Author: Abers, Michael S.; Delmonte, Ottavia M.; Ricotta, Emily E.; Fintzi, Jonathan; Fink, Danielle L.; de Jesus, Adriana A. Almeida; Zarember, Kol A.; Alehashemi, Sara; Oikonomou, Vasileios; Desai, Jigar V.; Canna, Scott W.; Shakoory, Bita; Dobbs, Kerry; Imberti, Luisa; Sottini, Alessandra; Quiros-Roldan, Eugenia; Castelli, Francesco; Rossi, Camillo; Brugnoni, Duilio; Biondi, Andrea; Bettini, Laura Rachele; D’Angio’, Mariella; Bonfanti, Paolo; Castagnoli, Riccardo; Montagna, Daniela; Licari, Amelia; Marseglia, Gian Luigi; Gliniewicz, Emily F.; Shaw, Elana; Kahle, Dana E.; Rastegar, Andre T.; Stack, Michael; Myint-Hpu, Katherine; Levinson, Susan L.; DiNubile, Mark J.; Chertow, Daniel W.; Burbelo, Peter D.; Cohen, Jeffrey I.; Calvo, Katherine R.; Tsang, John S.; Su, Helen C.; Gallin, John I.; Kuhns, Douglas B.; Goldbach-Mansky, Raphaela; Lionakis, Michail S.; Notarangelo, Luigi D.
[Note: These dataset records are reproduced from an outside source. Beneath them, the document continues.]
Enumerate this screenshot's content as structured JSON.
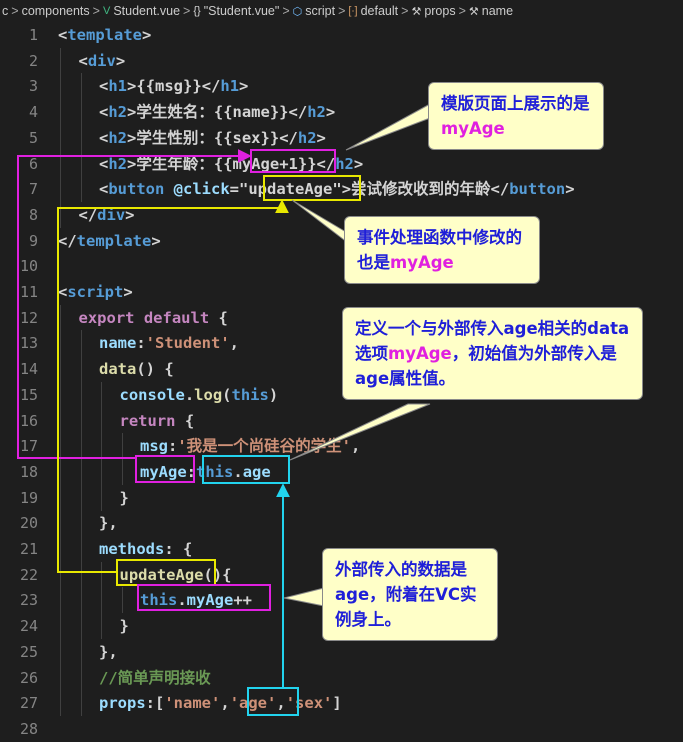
{
  "breadcrumb": [
    {
      "icon": "",
      "label": "c"
    },
    {
      "icon": "",
      "label": "components"
    },
    {
      "icon": "vue-file-icon",
      "label": "Student.vue"
    },
    {
      "icon": "braces-icon",
      "label": "\"Student.vue\""
    },
    {
      "icon": "cube-icon",
      "label": "script"
    },
    {
      "icon": "bracket-icon",
      "label": "default"
    },
    {
      "icon": "wrench-icon",
      "label": "props"
    },
    {
      "icon": "wrench-icon",
      "label": "name"
    }
  ],
  "lines": [
    {
      "n": "1",
      "indent": 0,
      "tokens": [
        [
          "<",
          "t-punct"
        ],
        [
          "template",
          "t-tag"
        ],
        [
          ">",
          "t-punct"
        ]
      ]
    },
    {
      "n": "2",
      "indent": 1,
      "tokens": [
        [
          "<",
          "t-punct"
        ],
        [
          "div",
          "t-tag"
        ],
        [
          ">",
          "t-punct"
        ]
      ]
    },
    {
      "n": "3",
      "indent": 2,
      "tokens": [
        [
          "<",
          "t-punct"
        ],
        [
          "h1",
          "t-tag"
        ],
        [
          ">",
          "t-punct"
        ],
        [
          "{{msg}}",
          "t-text"
        ],
        [
          "</",
          "t-punct"
        ],
        [
          "h1",
          "t-tag"
        ],
        [
          ">",
          "t-punct"
        ]
      ]
    },
    {
      "n": "4",
      "indent": 2,
      "tokens": [
        [
          "<",
          "t-punct"
        ],
        [
          "h2",
          "t-tag"
        ],
        [
          ">",
          "t-punct"
        ],
        [
          "学生姓名：{{name}}",
          "t-text"
        ],
        [
          "</",
          "t-punct"
        ],
        [
          "h2",
          "t-tag"
        ],
        [
          ">",
          "t-punct"
        ]
      ]
    },
    {
      "n": "5",
      "indent": 2,
      "tokens": [
        [
          "<",
          "t-punct"
        ],
        [
          "h2",
          "t-tag"
        ],
        [
          ">",
          "t-punct"
        ],
        [
          "学生性别：{{sex}}",
          "t-text"
        ],
        [
          "</",
          "t-punct"
        ],
        [
          "h2",
          "t-tag"
        ],
        [
          ">",
          "t-punct"
        ]
      ]
    },
    {
      "n": "6",
      "indent": 2,
      "tokens": [
        [
          "<",
          "t-punct"
        ],
        [
          "h2",
          "t-tag"
        ],
        [
          ">",
          "t-punct"
        ],
        [
          "学生年龄：{{",
          "t-text"
        ],
        [
          "myAge+1",
          "t-text"
        ],
        [
          "}}",
          "t-text"
        ],
        [
          "</",
          "t-punct"
        ],
        [
          "h2",
          "t-tag"
        ],
        [
          ">",
          "t-punct"
        ]
      ]
    },
    {
      "n": "7",
      "indent": 2,
      "tokens": [
        [
          "<",
          "t-punct"
        ],
        [
          "button",
          "t-tag"
        ],
        [
          " @click",
          "t-attr"
        ],
        [
          "=\"",
          "t-punct"
        ],
        [
          "updateAge",
          "t-text"
        ],
        [
          "\"",
          "t-punct"
        ],
        [
          ">",
          "t-punct"
        ],
        [
          "尝试修改收到的年龄",
          "t-text"
        ],
        [
          "</",
          "t-punct"
        ],
        [
          "button",
          "t-tag"
        ],
        [
          ">",
          "t-punct"
        ]
      ]
    },
    {
      "n": "8",
      "indent": 1,
      "tokens": [
        [
          "</",
          "t-punct"
        ],
        [
          "div",
          "t-tag"
        ],
        [
          ">",
          "t-punct"
        ]
      ]
    },
    {
      "n": "9",
      "indent": 0,
      "tokens": [
        [
          "</",
          "t-punct"
        ],
        [
          "template",
          "t-tag"
        ],
        [
          ">",
          "t-punct"
        ]
      ]
    },
    {
      "n": "10",
      "indent": 0,
      "tokens": []
    },
    {
      "n": "11",
      "indent": 0,
      "tokens": [
        [
          "<",
          "t-punct"
        ],
        [
          "script",
          "t-tag"
        ],
        [
          ">",
          "t-punct"
        ]
      ]
    },
    {
      "n": "12",
      "indent": 1,
      "tokens": [
        [
          "export default",
          "t-kw"
        ],
        [
          " {",
          "t-punct"
        ]
      ]
    },
    {
      "n": "13",
      "indent": 2,
      "tokens": [
        [
          "name",
          "t-prop"
        ],
        [
          ":",
          "t-punct"
        ],
        [
          "'Student'",
          "t-str"
        ],
        [
          ",",
          "t-punct"
        ]
      ]
    },
    {
      "n": "14",
      "indent": 2,
      "tokens": [
        [
          "data",
          "t-fn"
        ],
        [
          "() {",
          "t-punct"
        ]
      ]
    },
    {
      "n": "15",
      "indent": 3,
      "tokens": [
        [
          "console",
          "t-obj"
        ],
        [
          ".",
          "t-punct"
        ],
        [
          "log",
          "t-fn"
        ],
        [
          "(",
          "t-punct"
        ],
        [
          "this",
          "t-this"
        ],
        [
          ")",
          "t-punct"
        ]
      ]
    },
    {
      "n": "16",
      "indent": 3,
      "tokens": [
        [
          "return",
          "t-kw"
        ],
        [
          " {",
          "t-punct"
        ]
      ]
    },
    {
      "n": "17",
      "indent": 4,
      "tokens": [
        [
          "msg",
          "t-prop"
        ],
        [
          ":",
          "t-punct"
        ],
        [
          "'我是一个尚硅谷的学生'",
          "t-str"
        ],
        [
          ",",
          "t-punct"
        ]
      ]
    },
    {
      "n": "18",
      "indent": 4,
      "tokens": [
        [
          "myAge",
          "t-prop"
        ],
        [
          ":",
          "t-punct"
        ],
        [
          "this",
          "t-this"
        ],
        [
          ".",
          "t-punct"
        ],
        [
          "age",
          "t-prop"
        ]
      ]
    },
    {
      "n": "19",
      "indent": 3,
      "tokens": [
        [
          "}",
          "t-punct"
        ]
      ]
    },
    {
      "n": "20",
      "indent": 2,
      "tokens": [
        [
          "},",
          "t-punct"
        ]
      ]
    },
    {
      "n": "21",
      "indent": 2,
      "tokens": [
        [
          "methods",
          "t-prop"
        ],
        [
          ": {",
          "t-punct"
        ]
      ]
    },
    {
      "n": "22",
      "indent": 3,
      "tokens": [
        [
          "updateAge",
          "t-fn"
        ],
        [
          "(){",
          "t-punct"
        ]
      ]
    },
    {
      "n": "23",
      "indent": 4,
      "tokens": [
        [
          "this",
          "t-this"
        ],
        [
          ".",
          "t-punct"
        ],
        [
          "myAge",
          "t-prop"
        ],
        [
          "++",
          "t-punct"
        ]
      ]
    },
    {
      "n": "24",
      "indent": 3,
      "tokens": [
        [
          "}",
          "t-punct"
        ]
      ]
    },
    {
      "n": "25",
      "indent": 2,
      "tokens": [
        [
          "},",
          "t-punct"
        ]
      ]
    },
    {
      "n": "26",
      "indent": 2,
      "tokens": [
        [
          "//简单声明接收",
          "t-comment"
        ]
      ]
    },
    {
      "n": "27",
      "indent": 2,
      "tokens": [
        [
          "props",
          "t-prop"
        ],
        [
          ":[",
          "t-punct"
        ],
        [
          "'name'",
          "t-str"
        ],
        [
          ",",
          "t-punct"
        ],
        [
          "'age'",
          "t-str"
        ],
        [
          ",",
          "t-punct"
        ],
        [
          "'sex'",
          "t-str"
        ],
        [
          "]",
          "t-punct"
        ]
      ]
    },
    {
      "n": "28",
      "indent": 0,
      "tokens": []
    }
  ],
  "callouts": {
    "template_show": {
      "text_before": "模版页面上展示的是",
      "highlight": "myAge",
      "text_after": ""
    },
    "handler_modify": {
      "text_before": "事件处理函数中修改的也是",
      "highlight": "myAge",
      "text_after": ""
    },
    "data_define": {
      "text_before": "定义一个与外部传入age相关的data选项",
      "highlight": "myAge",
      "text_after": "，初始值为外部传入是age属性值。"
    },
    "external_age": {
      "text_before": "外部传入的数据是age，附着在VC实例身上。",
      "highlight": "",
      "text_after": ""
    }
  },
  "colors": {
    "magenta": "#e020e0",
    "yellow": "#e8e800",
    "cyan": "#22d3ee",
    "callout_bg": "#ffffc8",
    "callout_text": "#1f1fd8"
  }
}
Title: An immune-based biomarker signature is associated with mortality in COVID-19 patients Cord-id: k75fiou6 Document date: 2021_1_11
ID: k75fiou6
Snippet: Immune and inflammatory responses to severe acute respiratory syndrome coronavirus 2 (SARS-CoV-2) contribute to disease severity of coronavirus disease 2019 (COVID-19). However, the utility of specific immune-based biomarkers to predict clinical outcome remains elusive. Here, we analyzed levels of 66 soluble biomarkers in 175 Italian patients with COVID-19 ranging from mild/moderate to critical severity and assessed type I IFN–, type II IFN–, and NF-κB–dependent whole-blood transcriptiona
Document: Immune and inflammatory responses to severe acute respiratory syndrome coronavirus 2 (SARS-CoV-2) contribute to disease severity of coronavirus disease 2019 (COVID-19). However, the utility of specific immune-based biomarkers to predict clinical outcome remains elusive. Here, we analyzed levels of 66 soluble biomarkers in 175 Italian patients with COVID-19 ranging from mild/moderate to critical severity and assessed type I IFN–, type II IFN–, and NF-κB–dependent whole-blood transcriptional signatures. A broad inflammatory signature was observed, implicating activation of various immune and nonhematopoietic cell subsets. Discordance between IFN-α2a protein and IFNA2 transcript levels in blood suggests that type I IFNs during COVID-19 may be primarily produced by tissue-resident cells. Multivariable analysis of patients’ first samples revealed 12 biomarkers (CCL2, IL-15, soluble ST2 [sST2], NGAL, sTNFRSF1A, ferritin, IL-6, S100A9, MMP-9, IL-2, sVEGFR1, IL-10) that when increased were independently associated with mortality. Multivariate analyses of longitudinal biomarker trajectories identified 8 of the aforementioned biomarkers (IL-15, IL-2, NGAL, CCL2, MMP-9, sTNFRSF1A, sST2, IL-10) and 2 additional biomarkers (lactoferrin, CXCL9) that were substantially associated with mortality when increased, while IL-1α was associated with mortality when decreased. Among these, sST2, sTNFRSF1A, IL-10, and IL-15 were consistently higher throughout the hospitalization in patients who died versus those who recovered, suggesting that these biomarkers may provide an early warning of eventual disease outcome.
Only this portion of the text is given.